Actually, the best bit of the trip was a visit to an island in the middle of the salt flats that was filled with cacti, and was apparently home to an elderly couple who must absolutely love hundreds of tourists trampling over their wee island every day. 


The next morning, the 5am bus from Uyuni across the border was a riot. I was wondering how a journey of a couple of hundred miles could be scheduled to last 11 hours. Turns out their scheduling was wrong - it took more than 12 hours. It took nearly 6 hours to cross the border (technically two borders since you had to leave Bolivia and then enter Chile), despite the fact there was hardly anyone else using the border (the locals obviously knew how inefficient the whole system was and avoided it like the plague). I would have liked to take a photo of the three border officials sharing the same stamp, but Bolivian jails have quite a poor rating on Tripadvisor.
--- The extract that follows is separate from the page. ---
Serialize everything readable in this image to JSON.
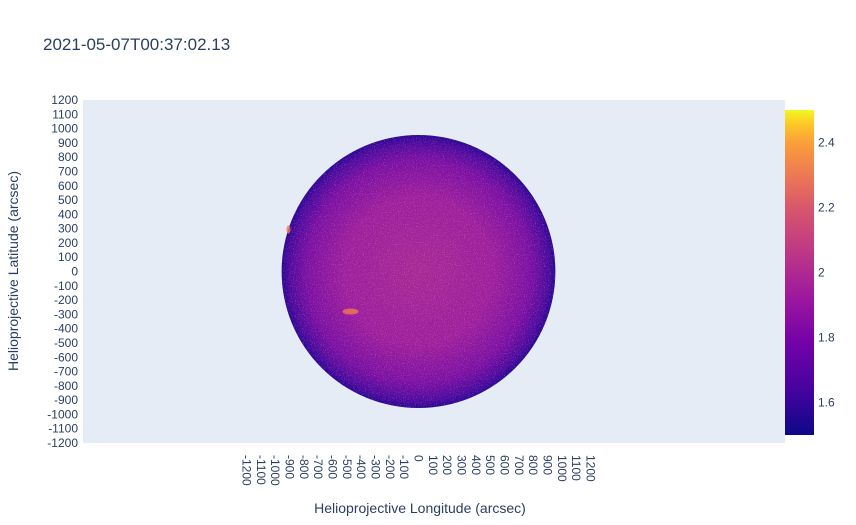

I finally got to Calama, a town in the Atacama Desert. My night there was so exciting I didn't have time to take a single photo. I did enquire about the complete lack of ATMs in what was quite a large of town, only to be told that they're only available inside banks during banking hours because people kept getting robbed at them. One elderly lady chastised me for looking at my phone in public because someone would be away with it. And en route to the airport, my chatty taxi driver (unfortunately, chatty in Spanish only) was speaking so fast I couldn't make out a word he said, but the one thing I definitely did understand was him telling me that Santiago was filled with robbers and banditos. What on earth had I let myself in for?

Oh, and congratulations to Calama airport for eschewing modern conveniences such as wi-fi. You couldn't even pay for it - which made me glad I had heeded the airline's advice and arrived at the airport more than three hours early for a domestic flight. And while I'm on the subject of petty grievances, why does Chile use a completely different plug from the rest of the continent?!